DeVos took a different approach. In December she announced a new system of partial relief that would be determined by how students fared financially after graduating or participating in a program. DeVos is also seeking to weaken or scrap Obama-era regulations meant to police for-profits and help defrauded students get their loans forgiven.

"It's very self-evident in the policies that they are proposing and implementing that they are there to look out for the for-profit colleges," said Clare McCann, a higher education expert with New America, a Washington-based think tank.

The tiered system was challenged in a lawsuit filed by Project on Predatory Student Lending at Harvard University, a legal aid clinic that is representing defrauded students.

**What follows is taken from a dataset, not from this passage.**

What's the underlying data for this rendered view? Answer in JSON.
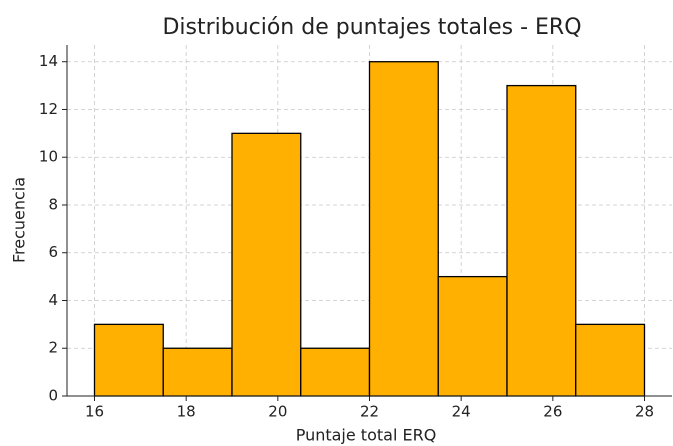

In June, a federal judge ordered the department to halt partial relief for students, ruling that the method that it used to calculate the amount was unacceptable.

But Michael Dakduk of Career Education Colleges and Universities, the industry's largest trade group, hailed DeVos' efforts to reform industry regulations.

"Unlike the previous administration, the current administration appears to more concerned with supporting students at all colleges and universities—regardless of tax status," Dakduk said in a statement. "Now is the time to move beyond ideological attacks on any one sector of higher education and establish a uniform commitment to transparency of outcomes that can stand the test of time."

Preston Cooper, an analyst with the conservative American Enterprise Institute, said the tiered system reflected DeVos' attempt to strike a balance between protecting the interests of students and taxpayers.

"This partial forgiveness operation, it's not perfect, it's hard to come up with a perfect solution," Cooper said. "I would say the administration is pursing partial relief and they are trying to find one way to negotiate this balance."